Chapter 25 Lecture Enrichment Ideas


  • Discuss the laws of thermodynamics and why there is not recycling of energy as there is of chemicals in an ecosystem. Clarify the concept of "heat death" or that all energy eventually dissipates away.
  • Describe the discovery that energy flow could be traced through an ecosystem by Transeau, who was pressed to present a speech to his state academy of science (see Paul Colinvaux, Why Big Fierce Animals Are Rare, Princeton University Press, 1978).
  • Discuss why the stored energy in a food web can be represented as a pyramid and why the largest energy level and usually the largest biomass are all located on the producer level, but not necessarily the number of individuals.
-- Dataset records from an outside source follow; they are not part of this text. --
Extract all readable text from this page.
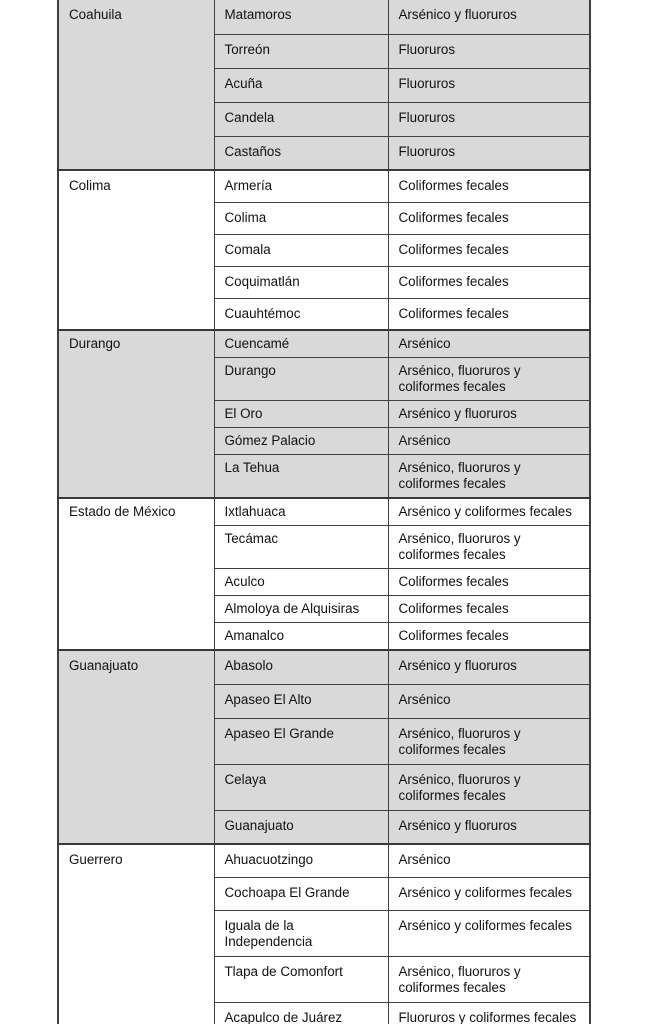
Coahuila	Matamoros	Arsénico y fluoruros
	Torreón	Fluoruros
	Acuña	Fluoruros
	Candela	Fluoruros
	Castaños	Fluoruros
Colima	Armería	Coliformes fecales
	Colima	Coliformes fecales
	Comala	Coliformes fecales
	Coquimatlán	Coliformes fecales
	Cuauhtémoc	Coliformes fecales
Durango	Cuencamé	Arsénico
	Durango	Arsénico, fluoruros y coliformes fecales
	El Oro	Arsénico y fluoruros
	Gómez Palacio	Arsénico
	La Tehua	Arsénico, fluoruros y coliformes fecales
Estado de México	Ixtlahuaca	Arsénico y coliformes fecales
	Tecámac	Arsénico, fluoruros y coliformes fecales
	Aculco	Coliformes fecales
	Almoloya de Alquisiras	Coliformes fecales
	Amanalco	Coliformes fecales
Guanajuato	Abasolo	Arsénico y fluoruros
	Apaseo El Alto	Arsénico
	Apaseo El Grande	Arsénico, fluoruros y coliformes fecales
	Celaya	Arsénico, fluoruros y coliformes fecales
	Guanajuato	Arsénico y fluoruros
Guerrero	Ahuacuotzingo	Arsénico
	Cochoapa El Grande	Arsénico y coliformes fecales
	Iguala de la Independencia	Arsénico y coliformes fecales
	Tlapa de Comonfort	Arsénico, fluoruros y coliformes fecales
	Acapulco de Juárez	Fluoruros y coliformes fecales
Humans harvest biomass regularly when mowing a lawn, harvesting hay, commercially fishing, etc.
  • Ask for a common animal (one for which most can recognize eating habits); trace its food chain back to a plant and forward to the end carnivore; estimate its size and calculate the amounts of food it needs and the amount of carnivore it can support, etc. This will rapidly reveal why there are so few hawks perched alongside country roads or why a city block cannot support very many wild cats.
  • Point out that the diet of the organism, not the size of the organism, is what makes it part of its trophic level. For example, baleen whales and the largest sharks (whale sharks) both eat plankton.
  • Adding nutrients to water may not seem intuitively bad. Provide illustrations of eutrophication in local areas.
  • Watching weather maps provides a view of part of the water cycle. Most water molecules originate as water evaporated from the Pacific Ocean (west coast) or Caribbean (central U.S. and east coast) and has stayed aloft six to nine days.